Back at the farm, the gang successfully replaces the Imperial astromech droid with Chopper, courtesy of a paint job from Sabine.  Chopper makes his way up to the Imperial cruiser aboard and proceeds to snatch intelligence before the secret is blown that he’s not the droid the Imperials were looking for.  At which point he starts his killing spree, jettisoning a handful of storm troopers to their deaths out an airlock and then later, coldly pushing the otherwise very promising Imperial droid out the open airlock of the Ghost to what probably should have been its death on the planet’s surface below.  The writers of the show have to had decided that Chopper has the personality of a psychopath and run with it for good humor.

The intelligence that Chopper gathered, however, points everyone to the aforementioned planet, Mustafar and a rather glum conclusion of the episode.

The direction and animation of the episode was good, notably with the opening sequence when the rebels attack one of the predecessors to the Imperial AT-STs in an attempt to gather information early on.  What made the sequence work was the coherent spatial awareness that the director and animators managed to telegraph to the viewer, so we knew exactly where all the players were in the fight and kept it tightly organized.   Likewise, there was a certain beauty to watching Chopper blast away from the cruiser to the Ghost which caused flashbacks to the “dance” sequence from Wall-E.  Kanan’s submissive position in the interrogation flickered back and forth, offering us views upward to him when he successfully resisted and placing him below his captors when they discussed what to do with him.

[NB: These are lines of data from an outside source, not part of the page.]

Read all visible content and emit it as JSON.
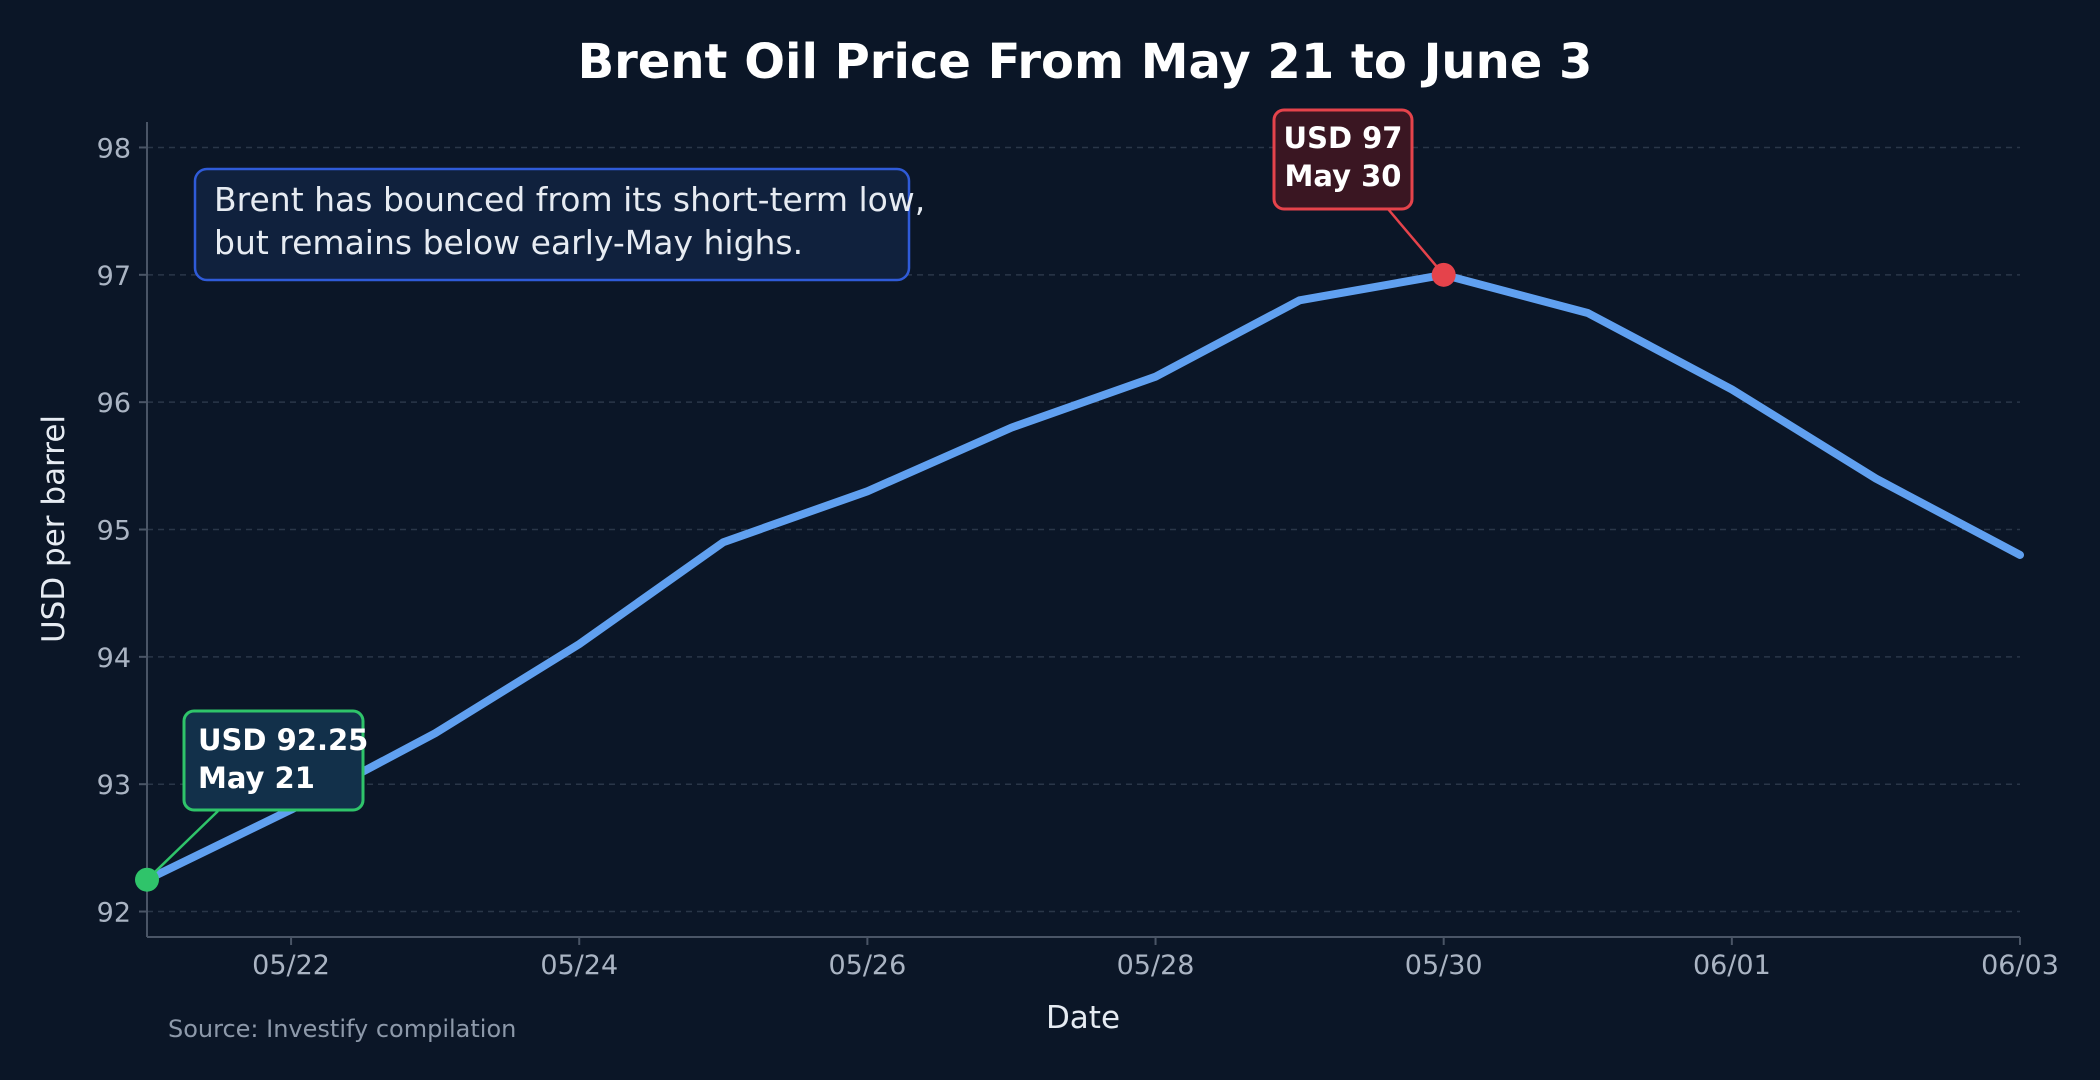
{
  "chart_data": {
    "type": "line",
    "title": "Brent Oil Price From May 21 to June 3",
    "xlabel": "Date",
    "ylabel": "USD per barrel",
    "x": [
      "05/21",
      "05/22",
      "05/23",
      "05/24",
      "05/25",
      "05/26",
      "05/27",
      "05/28",
      "05/29",
      "05/30",
      "05/31",
      "06/01",
      "06/02",
      "06/03"
    ],
    "series": [
      {
        "values": [
          92.25,
          92.8,
          93.4,
          94.1,
          94.9,
          95.3,
          95.8,
          96.2,
          96.8,
          97.0,
          96.7,
          96.1,
          95.4,
          94.8
        ],
        "color": "#60a0f0"
      }
    ],
    "xticks": [
      "05/22",
      "05/24",
      "05/26",
      "05/28",
      "05/30",
      "06/01",
      "06/03"
    ],
    "yticks": [
      92,
      93,
      94,
      95,
      96,
      97,
      98
    ],
    "ylim": [
      91.8,
      98.2
    ],
    "grid": "horizontal-dashed",
    "annotations": [
      {
        "x": "05/21",
        "y": 92.25,
        "line1": "USD 92.25",
        "line2": "May 21",
        "color": "#2fc46a",
        "fill": "#12304a"
      },
      {
        "x": "05/30",
        "y": 97.0,
        "line1": "USD 97",
        "line2": "May 30",
        "color": "#e5434b",
        "fill": "#3a1622"
      }
    ],
    "note": {
      "line1": "Brent has bounced from its short-term low,",
      "line2": "but remains below early-May highs.",
      "border_color": "#2f5bd8",
      "fill": "#10213d"
    },
    "source": "Source: Investify compilation",
    "background": "#0b1627"
  }
}
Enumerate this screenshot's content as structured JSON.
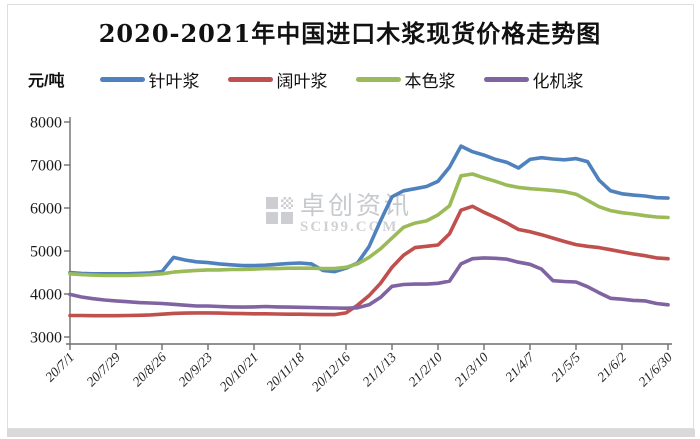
{
  "chart_data": {
    "type": "line",
    "title": "2020-2021年中国进口木浆现货价格走势图",
    "unit_label": "元/吨",
    "ylim": [
      3000,
      8000
    ],
    "y_ticks": [
      8000,
      7000,
      6000,
      5000,
      4000,
      3000
    ],
    "grid": false,
    "legend_position": "top",
    "x_note": "weekly points, 4 points per labeled 28-day interval",
    "categories": [
      "20/7/1",
      "20/7/29",
      "20/8/26",
      "20/9/23",
      "20/10/21",
      "20/11/18",
      "20/12/16",
      "21/1/13",
      "21/2/10",
      "21/3/10",
      "21/4/7",
      "21/5/5",
      "21/6/2",
      "21/6/30"
    ],
    "series": [
      {
        "name": "针叶浆",
        "color": "#4F81BD",
        "values": [
          4500,
          4480,
          4470,
          4470,
          4470,
          4470,
          4480,
          4490,
          4520,
          4850,
          4790,
          4750,
          4730,
          4700,
          4680,
          4660,
          4660,
          4670,
          4690,
          4710,
          4720,
          4700,
          4550,
          4520,
          4600,
          4720,
          5100,
          5700,
          6260,
          6400,
          6450,
          6500,
          6620,
          6950,
          7440,
          7310,
          7230,
          7130,
          7060,
          6930,
          7130,
          7170,
          7140,
          7120,
          7150,
          7080,
          6650,
          6400,
          6330,
          6300,
          6280,
          6240,
          6230
        ]
      },
      {
        "name": "阔叶浆",
        "color": "#C0504D",
        "values": [
          3500,
          3500,
          3495,
          3495,
          3495,
          3500,
          3505,
          3515,
          3530,
          3550,
          3555,
          3560,
          3560,
          3555,
          3550,
          3545,
          3540,
          3540,
          3535,
          3530,
          3530,
          3525,
          3520,
          3520,
          3560,
          3740,
          3960,
          4250,
          4620,
          4900,
          5080,
          5110,
          5140,
          5400,
          5950,
          6040,
          5900,
          5780,
          5650,
          5500,
          5450,
          5380,
          5300,
          5220,
          5150,
          5110,
          5080,
          5030,
          4980,
          4930,
          4890,
          4840,
          4820
        ]
      },
      {
        "name": "本色浆",
        "color": "#9BBB59",
        "values": [
          4470,
          4450,
          4440,
          4430,
          4430,
          4430,
          4440,
          4450,
          4470,
          4510,
          4530,
          4550,
          4560,
          4560,
          4570,
          4570,
          4580,
          4590,
          4590,
          4600,
          4600,
          4600,
          4590,
          4590,
          4620,
          4700,
          4850,
          5050,
          5300,
          5550,
          5650,
          5700,
          5840,
          6050,
          6750,
          6790,
          6700,
          6620,
          6530,
          6480,
          6450,
          6430,
          6410,
          6380,
          6320,
          6180,
          6030,
          5940,
          5890,
          5860,
          5820,
          5790,
          5780
        ]
      },
      {
        "name": "化机浆",
        "color": "#8064A2",
        "values": [
          3990,
          3930,
          3890,
          3860,
          3840,
          3820,
          3800,
          3790,
          3780,
          3760,
          3740,
          3720,
          3720,
          3710,
          3700,
          3695,
          3700,
          3710,
          3700,
          3695,
          3690,
          3685,
          3680,
          3675,
          3670,
          3680,
          3750,
          3920,
          4180,
          4220,
          4230,
          4230,
          4250,
          4300,
          4700,
          4820,
          4840,
          4830,
          4810,
          4740,
          4690,
          4580,
          4310,
          4290,
          4280,
          4170,
          4030,
          3900,
          3880,
          3850,
          3840,
          3780,
          3750
        ]
      }
    ]
  },
  "watermark": {
    "cn": "卓创资讯",
    "en": "SCI99.COM"
  }
}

I also think, gradually, the animators are getting better at animating the body movements of their characters.  This comes across as kind of disingenuous because the animators of Rebels are actually quite veteran based off their previous work on Clone Wars but what they really have tried to do in this show is animate the entire body at all times, especially when talking.  They aren’t content to have the character stand generally still and animate merely the head and face.   They want to involve the shoulders and neck and upper body and hands and arms and so on and so on.  I admire them, but for a lot of this season it’s come across kind of clunky and awkward, most notably when we had Lando appear a couple episodes back.  It seems as if everyone has a horrible slouching problem when they talk.  I felt, though, it was slightly improving this episode.   I also loved Hera’s twi’lek tentacles bouncing and moving in reaction to her own head turns and gestures  They could easily have just had them fall behind her back, but the movement provided more weight and presence to them they would have not otherwise had, incorporating them even more into Hera’s character.  They even are managing to animate the scruffy beard/goatee thing on Zeb.

I think the show is on the right path and continue to look forward to future episodes.